LETTRE IV

LE KAISER


— M’sieu, le chemin pour aller voir Guillaume ?

En pleine futaie de Compiègne, le garde forestier s’esclaffe. Il croit que je plaisante.

— Heureusement, dit-il, car je ne connais rien ici. Avant la guerre, j’étais attaché à la forêt de l’Argonne.
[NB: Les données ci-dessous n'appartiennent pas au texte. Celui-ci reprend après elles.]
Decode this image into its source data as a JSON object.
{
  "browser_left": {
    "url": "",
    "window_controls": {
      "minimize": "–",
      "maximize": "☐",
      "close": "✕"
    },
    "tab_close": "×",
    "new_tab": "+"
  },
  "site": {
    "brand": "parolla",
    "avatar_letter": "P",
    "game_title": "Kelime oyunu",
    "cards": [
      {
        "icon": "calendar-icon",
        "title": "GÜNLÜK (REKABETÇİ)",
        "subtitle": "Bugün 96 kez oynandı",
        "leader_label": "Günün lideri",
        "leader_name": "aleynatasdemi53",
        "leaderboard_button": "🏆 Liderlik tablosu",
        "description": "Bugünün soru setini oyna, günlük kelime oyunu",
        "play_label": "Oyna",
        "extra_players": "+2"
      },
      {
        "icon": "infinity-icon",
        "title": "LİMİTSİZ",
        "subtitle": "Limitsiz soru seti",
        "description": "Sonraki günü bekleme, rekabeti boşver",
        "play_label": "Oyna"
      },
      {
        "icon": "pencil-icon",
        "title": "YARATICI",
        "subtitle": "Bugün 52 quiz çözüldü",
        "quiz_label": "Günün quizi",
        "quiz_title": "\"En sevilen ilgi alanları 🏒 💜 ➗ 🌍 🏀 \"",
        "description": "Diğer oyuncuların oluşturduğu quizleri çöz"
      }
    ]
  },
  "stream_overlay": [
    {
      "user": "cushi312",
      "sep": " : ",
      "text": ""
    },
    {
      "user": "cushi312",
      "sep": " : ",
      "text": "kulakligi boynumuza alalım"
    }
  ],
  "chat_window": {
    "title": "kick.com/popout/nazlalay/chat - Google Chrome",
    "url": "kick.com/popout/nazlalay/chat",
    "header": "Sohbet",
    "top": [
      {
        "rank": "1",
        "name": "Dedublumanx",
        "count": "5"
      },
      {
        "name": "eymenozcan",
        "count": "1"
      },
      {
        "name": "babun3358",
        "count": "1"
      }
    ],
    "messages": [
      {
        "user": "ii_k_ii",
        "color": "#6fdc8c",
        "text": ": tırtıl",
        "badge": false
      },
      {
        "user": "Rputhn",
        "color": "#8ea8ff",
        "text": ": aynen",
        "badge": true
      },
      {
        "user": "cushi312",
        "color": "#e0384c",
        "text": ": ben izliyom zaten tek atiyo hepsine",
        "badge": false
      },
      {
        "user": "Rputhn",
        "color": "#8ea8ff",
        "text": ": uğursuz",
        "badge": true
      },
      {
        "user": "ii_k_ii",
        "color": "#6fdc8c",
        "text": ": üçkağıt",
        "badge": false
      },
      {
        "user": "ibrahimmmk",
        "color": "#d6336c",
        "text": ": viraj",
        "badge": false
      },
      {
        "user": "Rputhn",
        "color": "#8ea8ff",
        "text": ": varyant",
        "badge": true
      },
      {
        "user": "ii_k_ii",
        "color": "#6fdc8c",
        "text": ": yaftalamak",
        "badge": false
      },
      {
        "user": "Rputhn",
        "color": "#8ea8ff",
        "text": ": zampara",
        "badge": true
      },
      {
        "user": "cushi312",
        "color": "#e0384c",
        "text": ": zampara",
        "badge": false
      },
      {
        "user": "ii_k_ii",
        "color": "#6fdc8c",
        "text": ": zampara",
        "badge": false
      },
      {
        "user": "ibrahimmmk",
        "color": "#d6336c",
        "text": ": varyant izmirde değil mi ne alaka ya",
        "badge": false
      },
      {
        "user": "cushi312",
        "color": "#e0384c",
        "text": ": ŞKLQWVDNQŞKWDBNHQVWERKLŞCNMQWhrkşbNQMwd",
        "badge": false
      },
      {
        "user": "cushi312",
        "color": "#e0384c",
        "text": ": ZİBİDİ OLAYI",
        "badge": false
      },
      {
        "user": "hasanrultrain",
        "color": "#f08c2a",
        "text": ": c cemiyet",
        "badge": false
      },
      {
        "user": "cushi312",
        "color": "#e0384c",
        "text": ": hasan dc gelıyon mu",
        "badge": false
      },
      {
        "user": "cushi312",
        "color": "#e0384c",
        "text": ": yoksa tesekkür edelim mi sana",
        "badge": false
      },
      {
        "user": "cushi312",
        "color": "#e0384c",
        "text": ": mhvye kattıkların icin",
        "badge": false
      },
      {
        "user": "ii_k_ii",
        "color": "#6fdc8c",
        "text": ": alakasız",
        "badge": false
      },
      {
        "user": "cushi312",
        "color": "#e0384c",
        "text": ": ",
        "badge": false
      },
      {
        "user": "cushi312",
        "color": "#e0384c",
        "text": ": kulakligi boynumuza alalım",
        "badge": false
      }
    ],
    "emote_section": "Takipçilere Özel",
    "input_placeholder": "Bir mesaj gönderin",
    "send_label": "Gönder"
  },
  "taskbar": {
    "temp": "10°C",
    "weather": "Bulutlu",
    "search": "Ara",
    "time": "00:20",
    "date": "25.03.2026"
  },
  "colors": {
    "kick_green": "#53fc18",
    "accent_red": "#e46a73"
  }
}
J’en reste sidéré, pour parler comme les ventres Dorés ; un autre forestier m’avait relancé le boniment que voici :

— On m’a mobilisé dans l’Argonne, où je ne sers à rien, alors que j’aurais pu rendre de grands services dans mon district de Compiègne, dont je possédais les moindres sentiers.

Ma compétence militaire s’écrit par un beau zéro. Mais M. Millerand, le ministre de la Grande Torgnole, est un zig. Je lui refile la chose pour qu’il voie ça de près.

Je suis disposé, du reste, à accepter le grade de chef de bureau en remplacement du vaste rond de cuir Lagaffe.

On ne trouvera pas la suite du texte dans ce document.